How about games actually being on route and working?
Arm chair analyst time: The manufacturer that is willing to take the financial risk of exposure > profit for one or two games has a chance of revitalizing the genre into the mainstream and becoming the big boy of the very small market.
Right now pinball is in a "collectors paradise rut". For a majority of people pinball exists only in collector's basements and MAYBE 1 or 2 machines in a random spot. If you're not lucky enough to be in an area with an active community, publicly the genre is pretty much dead. Find my Tucson thread. It's a major area and I couldn't get an arcade/pinball online community to tell me where the machines are.
If pinball is going to truly go mainstream again, someone has to take the risk of making a game that utilizes modern tech to attract Joe Blow that also has almost insane incentives to ops to route as many as possible. The machines need to be everywhere. Not just movie theaters or random bowling alleys. I mean EVERYWHERE. That means losing money on a few projects, gambling that flooding the market will make pinball huge and profitable again...so you can make money if it rebounds.

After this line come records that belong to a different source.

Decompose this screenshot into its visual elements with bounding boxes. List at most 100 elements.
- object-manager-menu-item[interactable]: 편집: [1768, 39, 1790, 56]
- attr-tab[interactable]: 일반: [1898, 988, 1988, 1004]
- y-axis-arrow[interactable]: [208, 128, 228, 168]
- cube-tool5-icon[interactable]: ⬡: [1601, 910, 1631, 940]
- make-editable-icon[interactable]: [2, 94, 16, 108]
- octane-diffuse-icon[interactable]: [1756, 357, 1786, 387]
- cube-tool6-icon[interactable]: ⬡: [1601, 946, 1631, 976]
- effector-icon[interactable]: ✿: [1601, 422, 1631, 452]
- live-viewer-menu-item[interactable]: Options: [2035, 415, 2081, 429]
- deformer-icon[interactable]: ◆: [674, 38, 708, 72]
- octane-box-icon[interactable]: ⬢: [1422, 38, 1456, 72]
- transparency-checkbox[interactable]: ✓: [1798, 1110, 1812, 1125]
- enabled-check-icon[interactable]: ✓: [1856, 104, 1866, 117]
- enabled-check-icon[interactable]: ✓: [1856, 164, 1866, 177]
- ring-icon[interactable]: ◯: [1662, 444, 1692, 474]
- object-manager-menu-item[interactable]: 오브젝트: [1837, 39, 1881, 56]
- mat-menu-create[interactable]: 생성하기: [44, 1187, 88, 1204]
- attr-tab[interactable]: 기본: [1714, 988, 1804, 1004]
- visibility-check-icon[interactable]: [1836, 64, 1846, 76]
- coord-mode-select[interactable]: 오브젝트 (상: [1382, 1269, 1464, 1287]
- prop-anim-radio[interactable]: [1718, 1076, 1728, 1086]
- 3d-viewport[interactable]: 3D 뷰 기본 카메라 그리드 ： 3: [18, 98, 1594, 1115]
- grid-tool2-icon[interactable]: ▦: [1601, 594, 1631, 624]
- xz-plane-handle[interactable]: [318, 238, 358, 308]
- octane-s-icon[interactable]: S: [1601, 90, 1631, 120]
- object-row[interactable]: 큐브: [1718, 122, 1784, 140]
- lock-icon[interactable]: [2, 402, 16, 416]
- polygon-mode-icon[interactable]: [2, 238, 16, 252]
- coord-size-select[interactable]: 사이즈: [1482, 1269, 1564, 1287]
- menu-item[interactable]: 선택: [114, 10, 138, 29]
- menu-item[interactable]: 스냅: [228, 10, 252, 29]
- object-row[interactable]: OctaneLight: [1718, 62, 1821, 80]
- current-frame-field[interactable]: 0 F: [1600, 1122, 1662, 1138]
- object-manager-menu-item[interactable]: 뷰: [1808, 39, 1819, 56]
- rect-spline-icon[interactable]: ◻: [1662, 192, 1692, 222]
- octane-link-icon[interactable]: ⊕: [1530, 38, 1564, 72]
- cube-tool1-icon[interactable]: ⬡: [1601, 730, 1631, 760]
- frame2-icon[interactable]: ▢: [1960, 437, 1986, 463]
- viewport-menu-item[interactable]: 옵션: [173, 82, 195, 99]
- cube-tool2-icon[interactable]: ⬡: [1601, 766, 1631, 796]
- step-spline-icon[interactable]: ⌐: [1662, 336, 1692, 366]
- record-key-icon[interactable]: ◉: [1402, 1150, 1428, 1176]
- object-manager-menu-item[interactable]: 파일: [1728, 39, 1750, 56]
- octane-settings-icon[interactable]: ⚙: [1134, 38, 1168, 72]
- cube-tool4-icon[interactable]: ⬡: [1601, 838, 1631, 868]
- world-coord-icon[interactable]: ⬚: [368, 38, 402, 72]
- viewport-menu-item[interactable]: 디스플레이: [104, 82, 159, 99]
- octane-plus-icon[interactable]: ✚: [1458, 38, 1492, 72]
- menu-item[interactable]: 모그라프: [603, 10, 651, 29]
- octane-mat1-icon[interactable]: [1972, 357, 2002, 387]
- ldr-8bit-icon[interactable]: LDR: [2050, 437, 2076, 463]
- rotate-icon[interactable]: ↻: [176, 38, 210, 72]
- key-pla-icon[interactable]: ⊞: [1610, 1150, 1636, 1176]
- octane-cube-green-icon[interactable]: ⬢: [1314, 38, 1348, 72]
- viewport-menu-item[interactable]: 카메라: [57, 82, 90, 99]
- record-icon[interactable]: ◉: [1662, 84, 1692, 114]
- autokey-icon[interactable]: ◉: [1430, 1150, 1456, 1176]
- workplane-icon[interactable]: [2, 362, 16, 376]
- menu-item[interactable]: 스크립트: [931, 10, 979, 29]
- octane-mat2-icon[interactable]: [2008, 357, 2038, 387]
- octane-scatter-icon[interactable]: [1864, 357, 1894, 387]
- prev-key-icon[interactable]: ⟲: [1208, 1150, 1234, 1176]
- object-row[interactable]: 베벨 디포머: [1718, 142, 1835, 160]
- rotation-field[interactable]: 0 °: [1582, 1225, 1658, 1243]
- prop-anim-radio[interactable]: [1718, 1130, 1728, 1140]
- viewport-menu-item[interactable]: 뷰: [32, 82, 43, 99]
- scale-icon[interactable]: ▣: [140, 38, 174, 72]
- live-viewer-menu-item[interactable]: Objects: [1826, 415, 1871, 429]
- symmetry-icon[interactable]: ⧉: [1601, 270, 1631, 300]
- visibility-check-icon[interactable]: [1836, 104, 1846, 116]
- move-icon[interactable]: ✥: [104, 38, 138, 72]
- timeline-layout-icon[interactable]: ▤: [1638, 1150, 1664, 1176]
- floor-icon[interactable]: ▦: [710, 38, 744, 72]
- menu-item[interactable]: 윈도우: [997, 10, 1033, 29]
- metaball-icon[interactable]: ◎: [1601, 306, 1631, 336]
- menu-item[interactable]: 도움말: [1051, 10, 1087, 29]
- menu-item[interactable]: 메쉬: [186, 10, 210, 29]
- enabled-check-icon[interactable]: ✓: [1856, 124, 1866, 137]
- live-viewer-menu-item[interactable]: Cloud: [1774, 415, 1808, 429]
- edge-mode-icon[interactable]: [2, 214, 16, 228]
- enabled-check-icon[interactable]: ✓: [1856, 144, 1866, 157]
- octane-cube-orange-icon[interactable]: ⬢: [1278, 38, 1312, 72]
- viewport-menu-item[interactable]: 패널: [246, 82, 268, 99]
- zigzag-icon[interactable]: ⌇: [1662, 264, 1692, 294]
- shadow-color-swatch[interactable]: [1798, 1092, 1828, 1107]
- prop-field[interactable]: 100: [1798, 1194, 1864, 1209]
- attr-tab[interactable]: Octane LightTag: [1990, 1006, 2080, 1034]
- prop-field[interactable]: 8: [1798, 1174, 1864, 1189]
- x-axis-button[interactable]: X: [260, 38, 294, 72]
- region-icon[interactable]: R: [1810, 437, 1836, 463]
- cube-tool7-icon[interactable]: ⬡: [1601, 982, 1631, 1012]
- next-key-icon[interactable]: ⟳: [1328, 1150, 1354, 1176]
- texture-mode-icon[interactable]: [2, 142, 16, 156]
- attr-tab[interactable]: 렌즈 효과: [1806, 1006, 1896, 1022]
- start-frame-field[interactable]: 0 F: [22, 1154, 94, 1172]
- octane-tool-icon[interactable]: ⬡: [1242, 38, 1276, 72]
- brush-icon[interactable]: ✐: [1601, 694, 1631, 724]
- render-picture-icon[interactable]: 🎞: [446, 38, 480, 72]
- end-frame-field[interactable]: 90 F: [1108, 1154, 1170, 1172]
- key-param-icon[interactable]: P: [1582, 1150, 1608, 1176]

It's really easy to blame other forms of entertainment, but the problem with pinball is pretty much self created. Pinball expects Joe Blow to hunt down their games and do all the leg work. In a lot of cases it expects Joe Blow to know a collector that has bought the latest game or to find an op that knows where he is routing his stuff. Joe Blow doesn't have time and doesn't give a shit
Edit: P.S. Video Games weren't super mainstream until PS1? Were you alive during the 80's?